В обзоре представлены современные достижения по применению графовых нейронных сетей для решения актуальных задач биоинформатики и медицины. Основное внимание в статье уделено фундаментальным причинам, по которым графовые нейронные сети следует применять для анализа биологических и медицинских данных, основным принципам их применения. Теория создания графовых нейронных сетей находится в тренде развития искусственного интеллекта и обеспечивает большие перспективы для реализации преимуществ машинного обучения на практике. Эффективность их использования обусловлена способностью к обобщению разнородной информации, устойчивостью к неполным, нечетким и зашумленным данным; возможностью работы с большими объемами информации, включающими графовые структуры; хорошей адаптацией используемых моделей и совместимостью с современными методами параллельных вычислений.  В связи с этим, прогрессивные достижения получены в биомедицинских исследованиях, прогнозировании трафика, геномике, применительно к графам знаний и в других приложениях.
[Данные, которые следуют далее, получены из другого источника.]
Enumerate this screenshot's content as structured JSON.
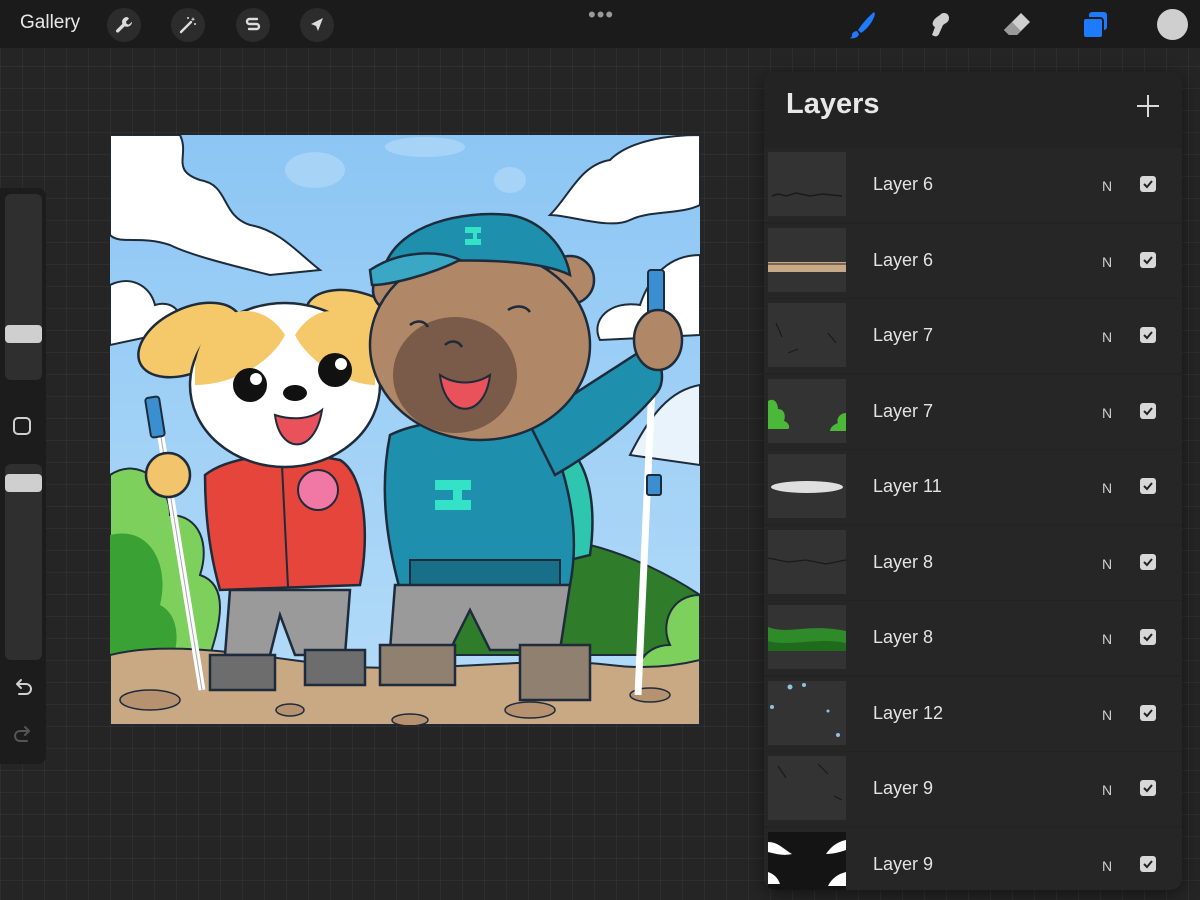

В статье приведены примеры эффективного использования графовых нейронных сетей в биоинформатике и медицине и намечены будущие направления исследований. Показано, что использование GNN существенно повышает точность диагностики, позволяет ускорить процессы создания и тестирования новых лекарств, а также поднимает уровень взаимодействия между использованием передовых компьютерных технологий и лечением пациентов. 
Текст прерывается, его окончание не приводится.